(360ar) Identifying the Stoichiometry of the Metastable Cu3+ State in Alkaline Electrochemical Systems Using DFT-Based Theoretical Raman Standards | AIChE

(360ar) Identifying the Stoichiometry of the Metastable Cu3+ State in Alkaline Electrochemical Systems Using DFT-Based Theoretical Raman Standards


Greenlee, L. F., University of Arkansas
Janik, M. J., The Pennsylvania State University
Tran, B., Pennsylvania State University
Wetherington, M., Pennsylvania State University
Alexopoulos, K., University of Delaware
While normally used for CO2 reduction, copper electrocatalysts have recently shown promise for biomass upgrading1 and the oxygen evolution reaction (OER), with overpotentials comparable to the state-of-the-art OER catalysts2 at 10 mA-cm-2. However, likely due to the comparative lack in popularity for copper OER catalysts, the active site for the OER on copper is unknown, hindering further fundamental studies. The demonstrated low overpotentials for CuO-based materials combined with the low cost and high availability of copper justify further investigation into copper OER catalysts. A study by Deng et al.3 linked a distinct Raman signal to the active site for copper-based OER but did not provide further insight into the chemical nature of the active site. The metastability of this species makes investigations difficult, but here we solve the problem by using theoretical Raman standards based on density functional theory (DFT). First, we performed operando Raman during linear sweep voltammetry (LSV) to note a unique peak corresponding to a formal Cu3+ species ca. 587 cm-1. We then screened for possible components by simulating the Raman spectra of ~30 structures with formal copper charges ≥2+. We further narrowed the possibilities by performing additional operando Raman experiments along with a series of cyclic voltammetry studies - providing a compelling case for a CuOOH species.

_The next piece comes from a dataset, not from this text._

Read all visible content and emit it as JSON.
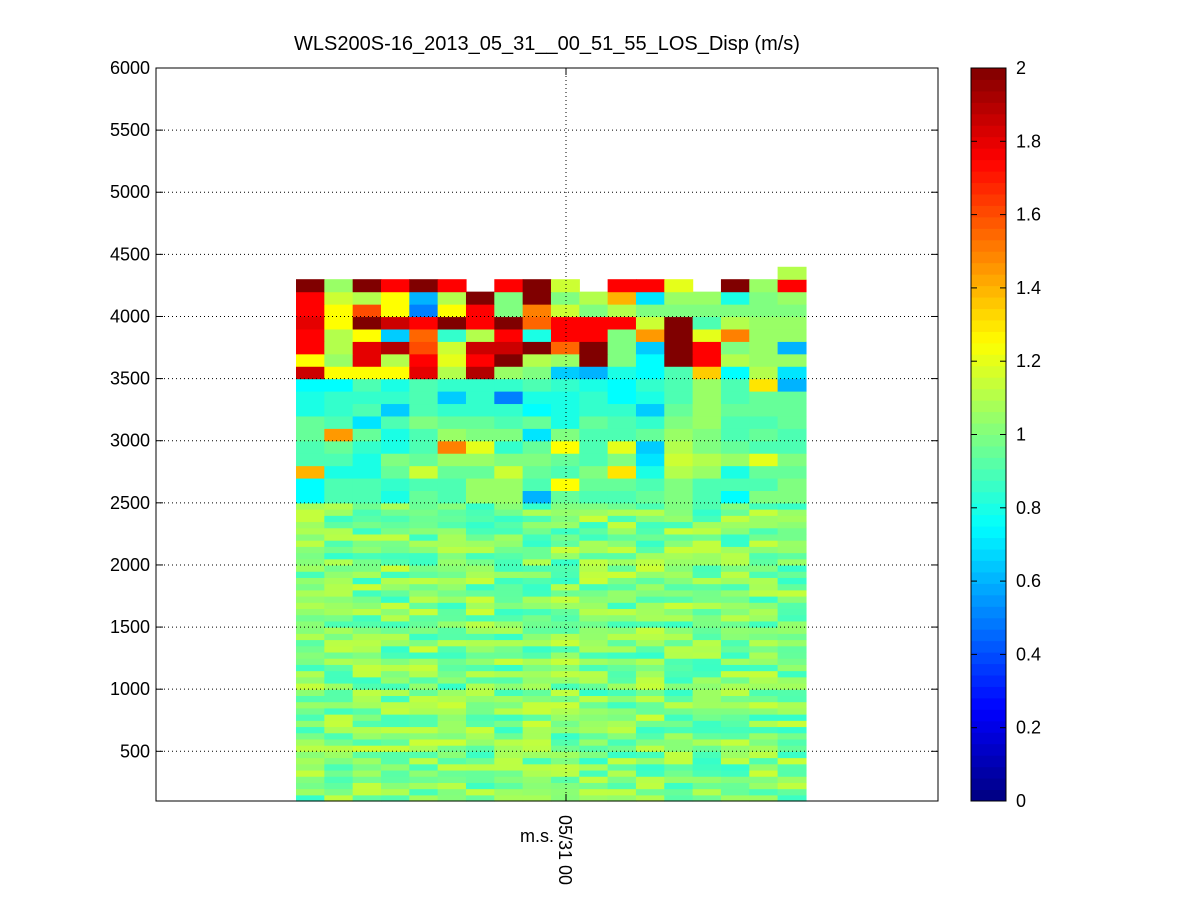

After identifying the CuOOH species, we performed DFT calculations to determine the electronic structure of this CuOOH species as d9L Cu2+ (where dn denotes the n number of electrons in the d orbital of copper and L denotes an electron hole in the ligand, oxygen) by Bader charge and density of state analysis. This is similar to other formal Cu3+ species, where electron density is removed from the bonding p-orbital due to inverted ligand behavior.4 We also performed calculations of hydroxide adsorption on a CuO(111) facet and provided an explanation for the background oxidation current between the Cu2+ and formal Cu3+ states. There are two unique copper atoms in the experimentally-verified CuO crystal structure with one of these unique atoms being more accessible to solution species. The hydroxide species prefer adsorption on the bridge site between the surface-exposed copper atoms (Eads ~0.62 eV). However, there is a surface-coverage dependency that will increase the Eads up to 1.92 eV for total site coverage. We suggest the background oxidation current between the two formal oxidation states is due to continuous partial oxidation of Cu atoms by hydroxide adsorption, which requires increased applied potentials as surface coverage increases. We hope the identification of the metastable Cu3+ species and other atomic insight leads to further rational design of copper electrocatalysts.

(1) Ostervold, L.; Perez Bakovic, S. I.; Hestekin, J.; Greenlee, L. F. Electrochemical biomass upgrading: degradation of glucose to lactic acid on a copper(ii) electrode. RSC Advances 2021, 11 (50), 31208-31218, 10.1039/D1RA06737K. DOI: 10.1039/D1RA06737K.

(2) Roger, I.; Shipman, M. A.; Symes, M. D. Earth-abundant catalysts for electrochemical and photoelectrochemical water splitting. Nature Reviews Chemistry 2017, 1 (1). DOI: 10.1038/s41570-016-0003.

(3) Deng, Y.; Handoko, A. D.; Du, Y.; Xi, S.; Yeo, B. S. In situ Raman spectroscopy of copper and copper oxide surfaces during electrochemical oxygen evolution reaction: identification of CuIII oxides as catalytically active species. Acs Catalysis 2016, 6 (4), 2473-2481.

(4) Steen, J. S.; Knizia, G.; Klein, J. sigma-Noninnocence: Masked Phenyl-Cation Transfer at Formal Ni-IV. Angewandte Chemie-International Edition 2019, 58 (37), 13133-13139. DOI: 10.1002/anie.201906658. DiMucci, I. M.; Lukens, J. T.; Chatterjee, S.; Carsch, K. M.; Titus, C. J.; Lee, S. J.; Nordlund, D.; Betley, T. A.; MacMillan, S. N.; Lancaster, K. M. The myth of d8 copper (III). Journal of the American Chemical Society 2019, 141 (46), 18508-18520.